The Blackrock Plaintiffs filed their Complaint on January 9, 2018 for purchases of Valeant common stock that occurred between January 4, 2013 and August 10, 2016. (Compl. 1.) Defendants argue that under Section 18, Plaintiffs had exactly one year after the date that the alleged fraud was revealed, that is, until August 10, 2017, to file the instant action. (Valeant's Moving Br. 2-4.) Plaintiffs respond that SOX extends the time to file a Section 18 claim to within two years of the discovery of a Section 18(a) violation. (Pls.' Opp'n Br. 1-2, ECF No. 37.)

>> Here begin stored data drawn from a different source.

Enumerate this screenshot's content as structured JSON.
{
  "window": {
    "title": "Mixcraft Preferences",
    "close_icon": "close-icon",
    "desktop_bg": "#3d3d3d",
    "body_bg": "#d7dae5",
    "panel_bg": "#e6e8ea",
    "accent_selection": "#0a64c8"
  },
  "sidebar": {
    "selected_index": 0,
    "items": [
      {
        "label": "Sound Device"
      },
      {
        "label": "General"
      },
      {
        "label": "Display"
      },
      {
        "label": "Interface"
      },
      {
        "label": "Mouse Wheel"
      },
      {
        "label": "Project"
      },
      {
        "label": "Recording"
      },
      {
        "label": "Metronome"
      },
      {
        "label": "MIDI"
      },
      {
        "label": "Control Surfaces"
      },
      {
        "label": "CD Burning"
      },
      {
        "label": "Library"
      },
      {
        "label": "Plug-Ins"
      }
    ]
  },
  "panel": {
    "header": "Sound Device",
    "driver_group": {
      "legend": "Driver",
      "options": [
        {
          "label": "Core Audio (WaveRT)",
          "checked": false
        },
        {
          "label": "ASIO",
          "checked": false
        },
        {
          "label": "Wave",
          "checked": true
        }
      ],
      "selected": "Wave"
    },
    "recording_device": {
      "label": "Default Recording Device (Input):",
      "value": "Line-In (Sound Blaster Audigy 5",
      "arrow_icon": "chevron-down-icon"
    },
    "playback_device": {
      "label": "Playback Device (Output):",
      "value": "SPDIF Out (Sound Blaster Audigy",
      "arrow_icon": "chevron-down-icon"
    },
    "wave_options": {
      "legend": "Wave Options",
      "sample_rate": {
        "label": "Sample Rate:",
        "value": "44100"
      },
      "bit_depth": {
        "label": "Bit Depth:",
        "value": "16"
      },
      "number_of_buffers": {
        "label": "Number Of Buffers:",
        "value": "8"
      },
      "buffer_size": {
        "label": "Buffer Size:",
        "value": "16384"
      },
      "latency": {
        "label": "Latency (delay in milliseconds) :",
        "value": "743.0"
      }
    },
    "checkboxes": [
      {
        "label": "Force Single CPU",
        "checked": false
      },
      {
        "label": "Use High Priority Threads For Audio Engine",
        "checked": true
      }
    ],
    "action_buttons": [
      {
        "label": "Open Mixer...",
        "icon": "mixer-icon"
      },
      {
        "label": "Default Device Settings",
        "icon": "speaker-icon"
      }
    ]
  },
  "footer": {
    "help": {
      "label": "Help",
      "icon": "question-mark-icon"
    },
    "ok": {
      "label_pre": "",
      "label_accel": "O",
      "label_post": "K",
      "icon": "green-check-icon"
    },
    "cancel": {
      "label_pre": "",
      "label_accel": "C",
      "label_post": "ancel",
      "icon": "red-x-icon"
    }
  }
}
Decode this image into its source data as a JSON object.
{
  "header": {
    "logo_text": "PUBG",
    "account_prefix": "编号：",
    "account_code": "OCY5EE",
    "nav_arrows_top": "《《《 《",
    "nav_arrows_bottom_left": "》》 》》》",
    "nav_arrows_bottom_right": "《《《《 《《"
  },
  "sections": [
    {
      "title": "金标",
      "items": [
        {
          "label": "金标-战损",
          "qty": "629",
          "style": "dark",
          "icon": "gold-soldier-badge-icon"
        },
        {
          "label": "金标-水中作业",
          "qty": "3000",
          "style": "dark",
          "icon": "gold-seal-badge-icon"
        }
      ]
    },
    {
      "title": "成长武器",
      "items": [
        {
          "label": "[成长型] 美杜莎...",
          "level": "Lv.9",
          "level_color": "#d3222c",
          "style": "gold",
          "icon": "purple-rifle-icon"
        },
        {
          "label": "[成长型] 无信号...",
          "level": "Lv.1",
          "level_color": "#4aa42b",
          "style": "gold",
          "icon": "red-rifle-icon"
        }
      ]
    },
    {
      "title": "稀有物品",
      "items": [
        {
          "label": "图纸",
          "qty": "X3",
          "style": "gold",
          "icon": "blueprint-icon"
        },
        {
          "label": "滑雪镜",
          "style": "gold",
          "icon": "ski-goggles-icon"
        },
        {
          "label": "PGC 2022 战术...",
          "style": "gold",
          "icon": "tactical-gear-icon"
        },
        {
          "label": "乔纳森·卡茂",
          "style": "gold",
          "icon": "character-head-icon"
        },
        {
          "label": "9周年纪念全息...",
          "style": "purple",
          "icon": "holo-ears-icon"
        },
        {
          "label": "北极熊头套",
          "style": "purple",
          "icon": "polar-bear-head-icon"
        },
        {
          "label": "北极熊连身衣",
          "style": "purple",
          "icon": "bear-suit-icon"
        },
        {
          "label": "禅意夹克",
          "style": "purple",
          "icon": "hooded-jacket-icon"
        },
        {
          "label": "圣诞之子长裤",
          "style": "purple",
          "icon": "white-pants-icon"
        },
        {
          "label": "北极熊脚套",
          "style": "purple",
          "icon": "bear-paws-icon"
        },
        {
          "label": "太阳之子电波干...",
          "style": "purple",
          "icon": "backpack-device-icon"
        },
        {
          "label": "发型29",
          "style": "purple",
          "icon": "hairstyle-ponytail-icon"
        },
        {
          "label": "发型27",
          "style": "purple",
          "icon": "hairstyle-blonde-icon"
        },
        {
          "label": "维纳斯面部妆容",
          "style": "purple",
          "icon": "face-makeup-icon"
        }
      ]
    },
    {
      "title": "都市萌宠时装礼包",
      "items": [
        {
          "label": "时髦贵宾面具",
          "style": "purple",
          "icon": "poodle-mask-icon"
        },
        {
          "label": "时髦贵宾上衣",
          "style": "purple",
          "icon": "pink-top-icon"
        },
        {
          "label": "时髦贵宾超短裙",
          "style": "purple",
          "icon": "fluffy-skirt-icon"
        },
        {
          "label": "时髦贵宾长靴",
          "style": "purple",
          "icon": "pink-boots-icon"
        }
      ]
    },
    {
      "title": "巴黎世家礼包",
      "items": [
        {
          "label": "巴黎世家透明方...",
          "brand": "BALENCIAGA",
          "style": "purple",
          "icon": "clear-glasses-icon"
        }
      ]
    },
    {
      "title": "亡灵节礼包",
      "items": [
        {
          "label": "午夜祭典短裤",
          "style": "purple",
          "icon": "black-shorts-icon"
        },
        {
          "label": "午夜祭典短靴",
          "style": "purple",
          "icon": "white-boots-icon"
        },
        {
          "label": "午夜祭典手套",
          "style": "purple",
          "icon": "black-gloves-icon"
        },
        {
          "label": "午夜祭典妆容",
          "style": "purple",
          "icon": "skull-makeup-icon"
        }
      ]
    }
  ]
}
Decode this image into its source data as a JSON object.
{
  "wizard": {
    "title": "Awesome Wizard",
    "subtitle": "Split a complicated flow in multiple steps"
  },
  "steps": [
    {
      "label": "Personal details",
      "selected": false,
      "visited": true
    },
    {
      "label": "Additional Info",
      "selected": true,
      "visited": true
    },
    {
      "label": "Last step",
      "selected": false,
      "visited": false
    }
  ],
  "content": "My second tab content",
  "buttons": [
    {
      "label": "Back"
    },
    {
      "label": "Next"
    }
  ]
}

In Lord Abbett Investment Trust-Lord Abbett Short Duration Income Fund, et al. v. Valeant Pharmaceuticals International, Inc., Civ. No. 17-6365, 2018 WL 3637514 (D.N.J. July 31, 2018) ("Lord Abbett"), this Court considered similar arguments on the limitations period for the Lord Abbett Plaintiffs' Section 18 claim against almost all of the same Defendants in the present action. In its Memorandum Opinion, the Court adopted the Second Circuit's ruling in Dekalb County Pension Fund v. Transocean Ltd., 817 F.3d 393, 407 (2d Cir. 2016), and found that SOX's expanded limitations provision applies to Section 18 claims. Lord Abbett, 2018 WL 3637514.
The Lord Abbett decision also resolved the pending motions in The Boeing Company Employee Retirement Plans Master Trust and The Boeing Company Employee Savings Plans Master Trust v. Valeant Pharmaceuticals International, Inc., Civ. No. 17-7636, and Public Employees' Retirement System of Mississippi v. Valeant Pharmaceuticals International, Inc., Civ. No. 17-7625.
Plaintiffs in Lord Abbett did not bring claims against Jorn. --------
The Court applies the same analysis here. Applying the SOX extended limitations period, therefore, the Section 18 limitations period would have expired in August 2018. As Plaintiffs filed the lawsuit on January 9, 2018, the Court finds that the Section 18 Claims are timely. Defendants' motions, therefore, are denied.
IV. Conclusion
For the reasons set forth above, Defendants' Partial Motion to Dismiss the Section 18 claims are DENIED. An Order consistent with this Memorandum Opinion will be entered.